Not to show favoritism toward the force of nature that is the hurricane, The Weather Channel has decided that it will now begin naming winter storms as well. Though it is a little weird that we, the human race, find it normal that we give storms human names, simply looking at the inaugural list of available names makes us feel like someone at The Weather Channel plays an MMO or two. Though you might feel there is a solid theme of Greek and Roman naming conventions, it’s not exactly consistent, as “Q” is literally named after the New York City subway line. If you think that’s a weird namesake, we’ve gone ahead and plowed through some past hurricane names that we feel were a bit odd. As it turns out, the human race occasionally tends to name their weather systems like celebrities name their babies.
The Weather Channel isn’t naming the winter storms to drum up some kind of popularity on which it can then capitalize (so they imply), but they feel that if winter storms have a name, then it will raise awareness and thus keep people more prepared for a potential disaster. A noble endeavor, but when you start naming your storms after subway lines, maybe you need a better writer. If you’re wondering why hurricanes and winter storms get all the love, it’s because most other dangerous weather systems, like tornadoes, don’t last nearly as long, and thus one can’t really raise awareness by naming a cyclone that will wither away before word can spread.
The weirdest names from this winter storm list are, as we mentioned before, Q, named after the subway line in New York City, and most likely Gandolf, which isn’t a misspelling of everyone’s favorite wizard that isn’t Merlin, but a character from the 1896 novel The Well at the World’s End. A couple other odd choices are Walda, which is a name from Old German that means “ruler,” and Yogi, which is named after the people who do yoga, rather than the bear.

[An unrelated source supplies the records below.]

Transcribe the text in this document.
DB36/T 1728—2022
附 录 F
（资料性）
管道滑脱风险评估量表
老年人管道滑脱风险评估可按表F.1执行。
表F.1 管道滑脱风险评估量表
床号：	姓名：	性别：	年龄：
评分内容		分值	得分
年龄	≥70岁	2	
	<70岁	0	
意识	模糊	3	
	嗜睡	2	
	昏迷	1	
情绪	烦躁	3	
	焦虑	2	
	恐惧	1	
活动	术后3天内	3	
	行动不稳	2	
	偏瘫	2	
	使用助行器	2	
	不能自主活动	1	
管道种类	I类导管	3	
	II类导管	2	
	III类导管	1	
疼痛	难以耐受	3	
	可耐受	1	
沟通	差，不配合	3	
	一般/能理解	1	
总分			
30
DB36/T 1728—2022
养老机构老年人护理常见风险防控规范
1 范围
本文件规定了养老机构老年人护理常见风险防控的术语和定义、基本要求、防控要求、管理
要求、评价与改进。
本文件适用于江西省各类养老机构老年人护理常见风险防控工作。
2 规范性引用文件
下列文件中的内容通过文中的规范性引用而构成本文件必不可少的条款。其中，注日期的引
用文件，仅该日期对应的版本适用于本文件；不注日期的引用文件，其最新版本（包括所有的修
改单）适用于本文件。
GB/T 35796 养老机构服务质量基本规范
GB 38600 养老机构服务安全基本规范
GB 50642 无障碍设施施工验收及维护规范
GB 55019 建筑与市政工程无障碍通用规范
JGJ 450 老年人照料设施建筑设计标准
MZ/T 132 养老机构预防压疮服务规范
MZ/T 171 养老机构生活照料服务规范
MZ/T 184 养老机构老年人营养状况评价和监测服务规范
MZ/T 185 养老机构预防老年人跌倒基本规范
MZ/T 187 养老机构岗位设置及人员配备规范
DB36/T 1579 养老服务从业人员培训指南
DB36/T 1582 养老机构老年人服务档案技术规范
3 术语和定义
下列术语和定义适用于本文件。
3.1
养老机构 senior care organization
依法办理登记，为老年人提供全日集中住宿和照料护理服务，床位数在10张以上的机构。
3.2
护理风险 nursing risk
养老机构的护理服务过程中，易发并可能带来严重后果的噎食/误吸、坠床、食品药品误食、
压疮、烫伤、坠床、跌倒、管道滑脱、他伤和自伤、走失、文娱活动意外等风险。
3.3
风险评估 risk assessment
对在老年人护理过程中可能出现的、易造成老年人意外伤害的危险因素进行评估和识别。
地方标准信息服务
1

You can pretend it was chosen because of the bear, though.
Why Do We Name Storms?
The National Hurricane Center employs logic, and notes that short names that are easy to remember help avoid confusion much more than using latitude-longitude identification methods. It also helps spread awareness and is much easier to track if your hurricane is named Igor, rather than a string of numbers.
The First Storm Names
Some of the first recorded hurricanes with names were named after the saint’s day on which the storm occurred. Author and forecaster Ivan R. Tannehill noted that before the end of the 19th century, an Australian meteorologist began giving hurricanes female names, and the practice eventually took hold amongst the Army and Navy during World War II. Eventually, in 1978, hurricanes began being named after both men and women, rather than simply sticking to the female-only naming convention.
Who Names Hurricanes?
Oddly, not the National Hurricane Center, but the World Meteorological Organization.

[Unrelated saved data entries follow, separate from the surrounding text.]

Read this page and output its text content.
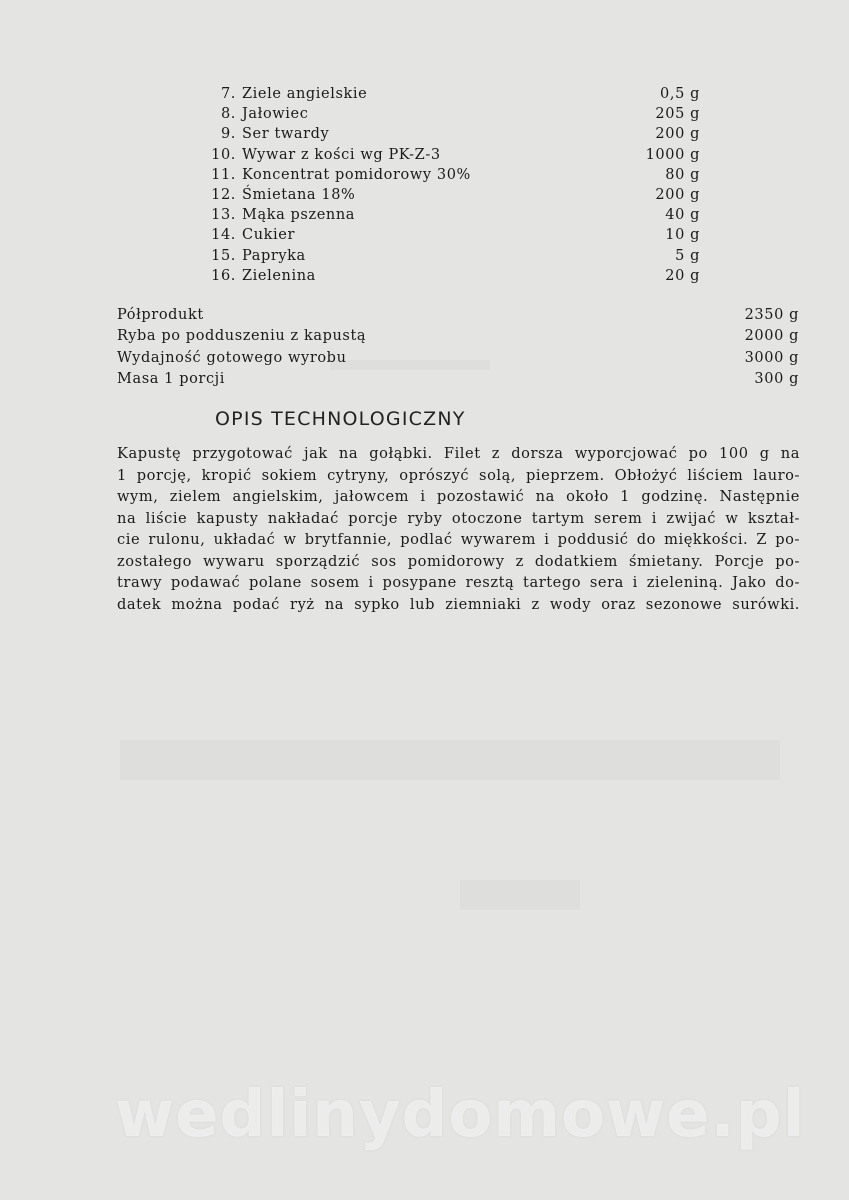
7. Ziele angielskie	0,5 g
8. Jałowiec	205 g
9. Ser twardy	200 g
10. Wywar z kości wg PK-Z-3	1000 g
11. Koncentrat pomidorowy 30%	80 g
12. Śmietana 18%	200 g
13. Mąka pszenna	40 g
14. Cukier	10 g
15. Papryka	5 g
16. Zielenina	20 g
Półprodukt	2350 g
Ryba po podduszeniu z kapustą	2000 g
Wydajność gotowego wyrobu	3000 g
Masa 1 porcji	300 g
OPIS TECHNOLOGICZNY
Kapustę przygotować jak na gołąbki. Filet z dorsza wyporcjować po 100 g na
1 porcję, kropić sokiem cytryny, oprószyć solą, pieprzem. Obłożyć liściem lauro-
wym, zielem angielskim, jałowcem i pozostawić na około 1 godzinę. Następnie
na liście kapusty nakładać porcje ryby otoczone tartym serem i zwijać w kształ-
cie rulonu, układać w brytfannie, podlać wywarem i poddusić do miękkości. Z po-
zostałego wywaru sporządzić sos pomidorowy z dodatkiem śmietany. Porcje po-
trawy podawać polane sosem i posypane resztą tartego sera i zieleniną. Jako do-
datek można podać ryż na sypko lub ziemniaki z wody oraz sezonowe surówki.
wedlinydomowe.pl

Do Hurricane Names Repeat?
Contrary to what you may think, yes, actually, hurricane names can be repeated. There is a list of names that don’t repeat that cover a span of six years, at which point, names can be repeated on the seventh year. If a storm was deemed too deadly, such as Andrew or Katrina, then the name is removed from the repeating list and retired.
Is There One Big List?
Actually, every hurricane that happens in the world isn’t named using one big list of names. The pool of names are separated into three lists, and chosen based on region. The regions are Atlantic, Eastern North Pacific, and Central North Pacific.
What Happens If There Are Too Many Hurricanes?

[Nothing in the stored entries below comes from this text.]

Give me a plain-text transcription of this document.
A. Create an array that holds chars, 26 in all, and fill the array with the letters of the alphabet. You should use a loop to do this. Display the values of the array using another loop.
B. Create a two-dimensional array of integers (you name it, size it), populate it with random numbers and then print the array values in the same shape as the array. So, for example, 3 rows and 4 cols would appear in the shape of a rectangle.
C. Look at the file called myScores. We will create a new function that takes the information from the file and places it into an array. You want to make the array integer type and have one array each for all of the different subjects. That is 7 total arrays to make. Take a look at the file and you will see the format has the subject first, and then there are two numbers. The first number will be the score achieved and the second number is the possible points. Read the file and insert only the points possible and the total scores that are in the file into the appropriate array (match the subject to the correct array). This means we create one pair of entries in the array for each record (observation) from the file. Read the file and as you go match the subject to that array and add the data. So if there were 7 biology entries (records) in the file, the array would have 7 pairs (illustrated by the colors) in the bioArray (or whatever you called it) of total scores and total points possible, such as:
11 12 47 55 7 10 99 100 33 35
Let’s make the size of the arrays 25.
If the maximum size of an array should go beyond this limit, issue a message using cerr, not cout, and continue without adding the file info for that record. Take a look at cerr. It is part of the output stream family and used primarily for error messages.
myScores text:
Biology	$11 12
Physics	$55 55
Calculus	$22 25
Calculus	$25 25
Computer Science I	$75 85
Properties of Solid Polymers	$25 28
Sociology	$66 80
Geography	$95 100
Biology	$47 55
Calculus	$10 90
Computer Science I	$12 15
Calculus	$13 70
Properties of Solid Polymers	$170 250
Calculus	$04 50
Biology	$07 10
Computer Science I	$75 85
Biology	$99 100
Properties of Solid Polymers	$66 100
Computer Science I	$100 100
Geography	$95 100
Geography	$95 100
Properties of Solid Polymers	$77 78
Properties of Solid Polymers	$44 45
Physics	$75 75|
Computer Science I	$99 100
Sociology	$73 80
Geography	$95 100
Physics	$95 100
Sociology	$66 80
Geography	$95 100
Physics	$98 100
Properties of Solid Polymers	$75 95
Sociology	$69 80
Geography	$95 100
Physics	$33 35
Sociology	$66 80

Each name list has 21 names. If we endure a particularly grueling hurricane season and experience more than 21 hurricanes, the fail-safe is such that the next hurricanes will be named after the Greek alphabet. There does not seem to be a fail-safe for if we then run out of the Greek alphabet, but if that’s the case, we have much bigger problems to deal with than coming up with names.
Why Weren’t Winter Storms Named Before?
We know a blizzard can cause an enormous amount of destruction, and we know they’re able to be tracked more than a one-and-done tornado can be, so why haven’t winter storms been named before? Most likely the reason, there’s no type of national center for winter storms, like hurricanes have the National Hurricane Center. Yes, it’s a little odd that a cable network has taken it upon themselves to be the official, central location for naming winter storms, but to be fair, anyone that has been unexpectedly snowed in has probably been waiting for some kind of campaign to raise awareness.
Why All the Unusual Names?
The Weather Channel did not actually say much about this, and instead just tossed a list out into the public. One may assume that less usual names are easier to remember. This, however, would be in direct conflict with the “easy names” given to hurricanes for the exact same reasons of being easy to remember. Perhaps The Weather Channel wanted to use names that wouldn’t overlap with ones used for and given to hurricanes.
But Has the Internet Made Jokes Yet?
What are you, kidding? Of course it has!
So, what do you think? Should we be naming winter storms, or better yet, should a cable network be the sole entity in charge of that? Should we take a cue from Titan A.E. and name our storms after the most common names possible, or should we make them more unique and hope that they’ll stand out?